The study concluded that Soviet food shortfalls are more a result of a farming-system breakdown years in the making than of bad weather, which is most often blamed by specialists in Moscow and Washington.

"The fourth consecutive massive crop shotfall in 1982 signals a broad-based deterioration of Soviet agriculture that will create food shortages well into the future," Brown wrote.

Soviet dependence on foreign suppliers of grain and meat -- they lead the world in imports of both -- also has serious economic implications. Grain imports alone will cost more than $6.6 billion this year, Brown noted, at a time of declining world prices for oil and gold, major sources of foreign exchange for Moscow.
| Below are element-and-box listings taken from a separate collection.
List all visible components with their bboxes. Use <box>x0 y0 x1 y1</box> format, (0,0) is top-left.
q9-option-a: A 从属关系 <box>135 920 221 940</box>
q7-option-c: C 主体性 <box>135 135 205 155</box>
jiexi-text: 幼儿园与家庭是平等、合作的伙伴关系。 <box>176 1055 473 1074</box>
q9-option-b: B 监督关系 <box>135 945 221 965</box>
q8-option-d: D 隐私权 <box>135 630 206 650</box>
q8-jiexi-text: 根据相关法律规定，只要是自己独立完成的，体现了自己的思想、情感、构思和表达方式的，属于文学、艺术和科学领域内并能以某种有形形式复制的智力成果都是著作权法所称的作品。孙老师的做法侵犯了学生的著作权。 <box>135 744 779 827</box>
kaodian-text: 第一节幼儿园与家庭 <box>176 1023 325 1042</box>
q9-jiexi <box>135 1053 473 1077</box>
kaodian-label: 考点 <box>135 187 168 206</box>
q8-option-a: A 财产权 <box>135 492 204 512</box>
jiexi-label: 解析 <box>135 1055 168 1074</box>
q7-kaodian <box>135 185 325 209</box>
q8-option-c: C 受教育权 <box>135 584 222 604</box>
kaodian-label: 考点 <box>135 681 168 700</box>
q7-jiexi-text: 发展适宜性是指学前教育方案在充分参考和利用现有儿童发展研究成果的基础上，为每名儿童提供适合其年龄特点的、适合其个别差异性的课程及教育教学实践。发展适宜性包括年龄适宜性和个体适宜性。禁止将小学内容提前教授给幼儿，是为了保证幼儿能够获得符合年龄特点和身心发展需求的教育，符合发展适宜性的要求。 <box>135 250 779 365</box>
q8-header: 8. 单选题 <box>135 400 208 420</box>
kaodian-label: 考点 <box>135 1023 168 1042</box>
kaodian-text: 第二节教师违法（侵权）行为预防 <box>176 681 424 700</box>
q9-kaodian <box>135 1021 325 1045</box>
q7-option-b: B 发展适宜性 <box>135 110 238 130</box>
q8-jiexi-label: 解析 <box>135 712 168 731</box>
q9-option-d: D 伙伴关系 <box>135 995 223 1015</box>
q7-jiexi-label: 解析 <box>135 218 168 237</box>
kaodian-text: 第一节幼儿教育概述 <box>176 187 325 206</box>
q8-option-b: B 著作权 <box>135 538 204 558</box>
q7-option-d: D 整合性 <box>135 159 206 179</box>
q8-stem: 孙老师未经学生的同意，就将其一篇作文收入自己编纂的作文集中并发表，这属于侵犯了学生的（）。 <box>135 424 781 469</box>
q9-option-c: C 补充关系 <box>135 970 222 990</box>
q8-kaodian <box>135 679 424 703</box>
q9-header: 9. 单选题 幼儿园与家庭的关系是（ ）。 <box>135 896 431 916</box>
"In practical terms the Soviet government has little choice" but to continue high import levels to meet consumer demands and control political unrest over food shortages, the paper said.

U.S. and Soviet grain and livestock production trends were about equal between 1950 and 1978, with both increasing on parallel lines, although U.S. farmers were producing more on less land with far less labor, the analysis showed.

But then, for various reasons, Soviet lines on the production graph turned down precipitously, with output declining in virtually all major products--grains, potatoes, sugar beets, oil seeds, fruits, vegetables, livestock, poultry, milk and butter.

"The deterioration of agricultural production in the Soviet Union is too pervasive to blame on weather, as Soviet officials are inclined to do," Brown said. "Just as production declines cut across almost every segment of Soviet agriculture, the shortcomings involve virtually every agricultural input and every phase of agricultural management.

"Evidence now points to a basic conflict between a centrally planned and controlled agriculture and the evolution of a modern, highly productive agriculture. Centralized agriculture and Soviet [five-year] plan goals are incompatible," he wrote.

Brown catalogued a range of difficulties contributing to the marked drop in Soviet farm output. These include inefficient use of short supplies of fertilizer, pest infestations, a rustic transportation network, antiquated stock-breeding techniques, an inflexible marketing system, defective farm equipment and poor maintenance, massive soil erosion and poorly designed irrigation.

He said that the shift in the agricultural balance of power toward the United States, when the two countries are thought to be militarily equivalent, could give U.S. policy planners a chance to reshape relations with the Soviet Union.